Personal information
- Date of birth: 31 December 1953 (age 72)
- Place of birth: Glasgow, Scotland
- Position: Striker

Senior career*
- Years: Team / Apps / (Gls)
- 1973–1978: Dumbarton / 111 / (52)
- 1977–1978: Dundee United / 26 / (5)
- 1978–1982: Kilmarnock / 140 / (42)
- 1982–1987: Dumbarton / 106 / (26)
- 1986–1987: Brechin City / 28 / (7)
- 1987–1988: Kilmarnock / 11 / (2)
- Total:  / 422 / (134)

= John Bourke (Scottish footballer) =

Scottish footballer

John Bourke (born 31 December 1953) is a Scottish former footballer who played as a striker for a number of Scottish clubs, including Dumbarton (twice), Dundee United, Brechin City and Kilmarnock (twice). Bourke made more than 400 league appearances during his playing career.

John played for Dumbarton in both Scottish Cup semi-final games against Heart of Midlothian in 1976. The first game ended in a 0-0 draw.
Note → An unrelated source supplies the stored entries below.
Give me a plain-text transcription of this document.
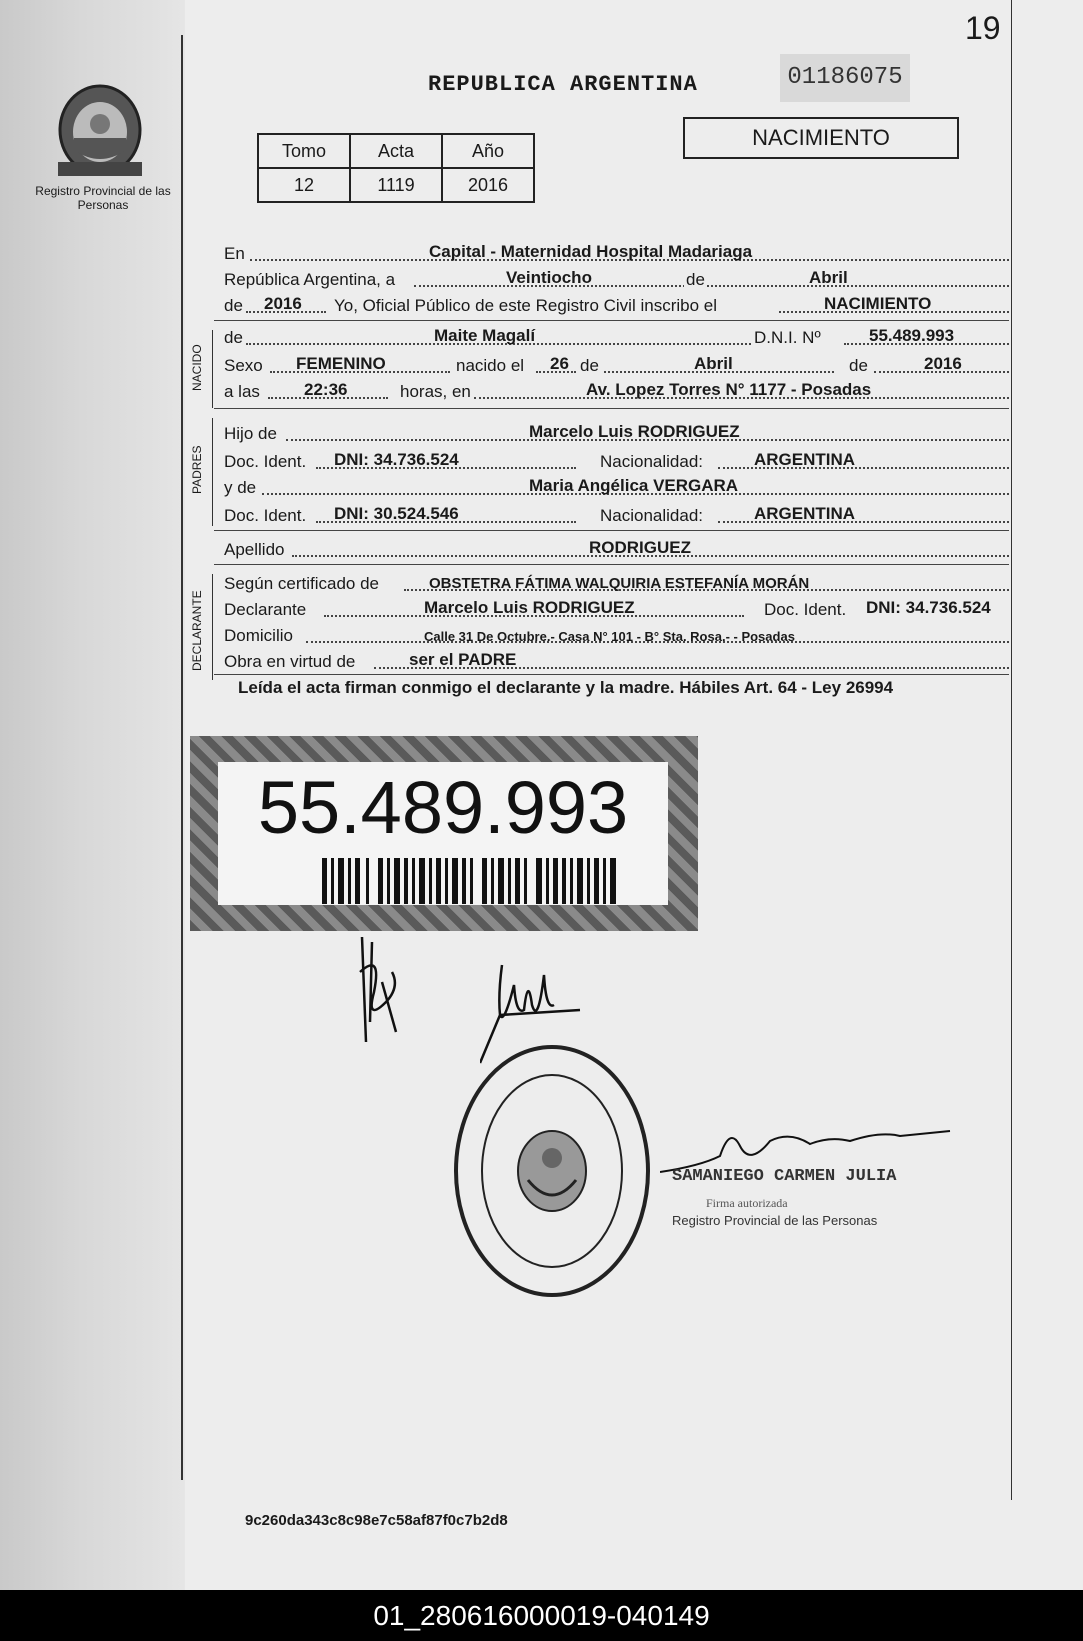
19
Registro Provincial de las Personas
REPUBLICA ARGENTINA	01186075
Tomo	Acta	Año
12	1119	2016
NACIMIENTO
En	Capital - Maternidad Hospital Madariaga
República Argentina, a	Veintiocho	de	Abril
de 2016 Yo, Oficial Público de este Registro Civil inscribo el	NACIMIENTO
NACIDO
de	Maite Magalí	D.N.I. Nº	55.489.993
Sexo FEMENINO	nacido el 26 de	Abril	de	2016
a las	22:36	horas, en	Av. Lopez Torres N° 1177 - Posadas
PADRES
Hijo de	Marcelo Luis RODRIGUEZ
Doc. Ident. DNI: 34.736.524	Nacionalidad:	ARGENTINA
y de	Maria Angélica VERGARA
Doc. Ident. DNI: 30.524.546	Nacionalidad:	ARGENTINA
Apellido	RODRIGUEZ
DECLARANTE
Según certificado de	OBSTETRA FÁTIMA WALQUIRIA ESTEFANÍA MORÁN
Declarante	Marcelo Luis RODRIGUEZ	Doc. Ident. DNI: 34.736.524
Domicilio	Calle 31 De Octubre.- Casa N° 101 - B° Sta. Rosa.- - Posadas
Obra en virtud de	ser el PADRE
Leída el acta firman conmigo el declarante y la madre. Hábiles Art. 64 - Ley 26994
55.489.993
SAMANIEGO CARMEN JULIA
Firma autorizada
Registro Provincial de las Personas
9c260da343c8c98e7c58af87f0c7b2d8
01_280616000019-040149
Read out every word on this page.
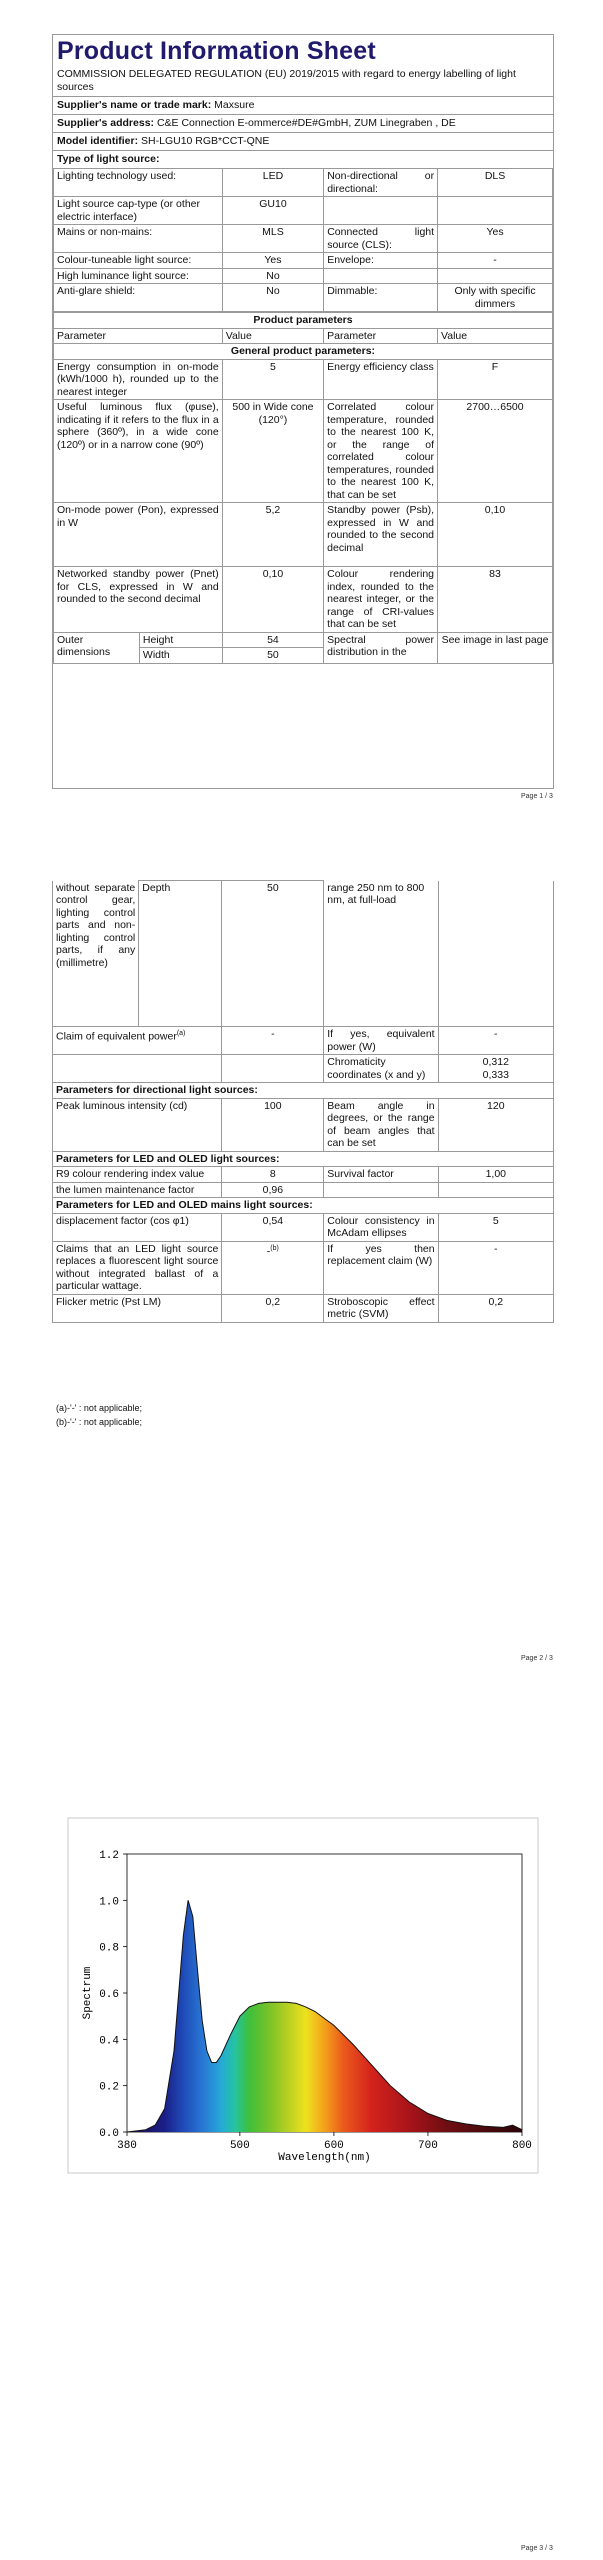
Product Information Sheet
COMMISSION DELEGATED REGULATION (EU) 2019/2015 with regard to energy labelling of light sources
Supplier's name or trade mark: Maxsure
Supplier's address: C&E Connection E-ommerce#DE#GmbH, ZUM Linegraben , DE
Model identifier: SH-LGU10 RGB*CCT-QNE
Type of light source:
Lighting technology used:	LED	Non-directional or directional:	DLS
Light source cap-type (or other electric interface)	GU10		
Mains or non-mains:	MLS	Connected light source (CLS):	Yes
Colour-tuneable light source:	Yes	Envelope:	-
High luminance light source:	No		
Anti-glare shield:	No	Dimmable:	Only with specific dimmers
Product parameters				
Parameter		Value	Parameter	Value
General product parameters:				
Energy consumption in on-mode (kWh/1000 h), rounded up to the nearest integer		5	Energy efficiency class	F
Useful luminous flux (φuse), indicating if it refers to the flux in a sphere (360º), in a wide cone (120º) or in a narrow cone (90º)		500 in Wide cone (120°)	Correlated colour temperature, rounded to the nearest 100 K, or the range of correlated colour temperatures, rounded to the nearest 100 K, that can be set	2700…6500
On-mode power (Pon), expressed in W		5,2	Standby power (Psb), expressed in W and rounded to the second decimal	0,10
Networked standby power (Pnet) for CLS, expressed in W and rounded to the second decimal		0,10	Colour rendering index, rounded to the nearest integer, or the range of CRI-values that can be set	83
Outer dimensions	Height	54	Spectral power distribution in the	See image in last page
	Width	50		
Page 1 / 3
without separate control gear, lighting control parts and non-lighting control parts, if any (millimetre)	Depth	50	range 250 nm to 800 nm, at full-load	
Claim of equivalent power$^{(a)}$		-	If yes, equivalent power (W)	-
			Chromaticity coordinates (x and y)	0,312
0,333

Parameters for directional light sources:				
Peak luminous intensity (cd)		100	Beam angle in degrees, or the range of beam angles that can be set	120
Parameters for LED and OLED light sources:				
R9 colour rendering index value		8	Survival factor	1,00
the lumen maintenance factor		0,96		
Parameters for LED and OLED mains light sources:				
displacement factor (cos φ1)		0,54	Colour consistency in McAdam ellipses	5
Claims that an LED light source replaces a fluorescent light source without integrated ballast of a particular wattage.		-$^{(b)}$	If yes then replacement claim (W)	-
Flicker metric (Pst LM)		0,2	Stroboscopic effect metric (SVM)	0,2
(a)-'-' : not applicable;
(b)-'-' : not applicable;
Page 2 / 3
0.0
0.2
0.4
0.6
0.8
1.0
1.2
380	500	600	700	800
Wavelength(nm)
Spectrum
Page 3 / 3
The replay, played four days later, resulted in a Hearts 3-0 victory. Hearts lost 3-1 to Rangers in the Final.

In another Scottish Cup semi-final, John was on the losing side with Dundee United, when they lost 2-0 to Rangers in season 1977-78. Rangers beat Aberdeen 2-1 in the Final.

John played in the Kilmarnock team that beat Rangers in the popular pre-season Tennent Caledonian Cup at Ibrox. Rangers were leading 2-0 before Killie scored two late goals to take the final to penalties. Kilmarnock won 6-5 on penalties.

John played for Kilmarnock in the Anglo-Scottish Cup semi-final first leg against Notts County in 1980-81 season. Killie lost the first leg 2-1 at Rugby Park. Notts County won the second leg 5-2 and lost in the final to Chesterfield .

In 1983-84 in his second spell with Dumbarton John helped "The Sons" gain promotion to the Scottish Premier Division He was joint second top league scorer with Kenny Ashwood, both one behind Joe Coyle John played in 34 leage games and scored 13 league goals that season .

After his football career, Bourke became a secondary school teacher, teaching physical education.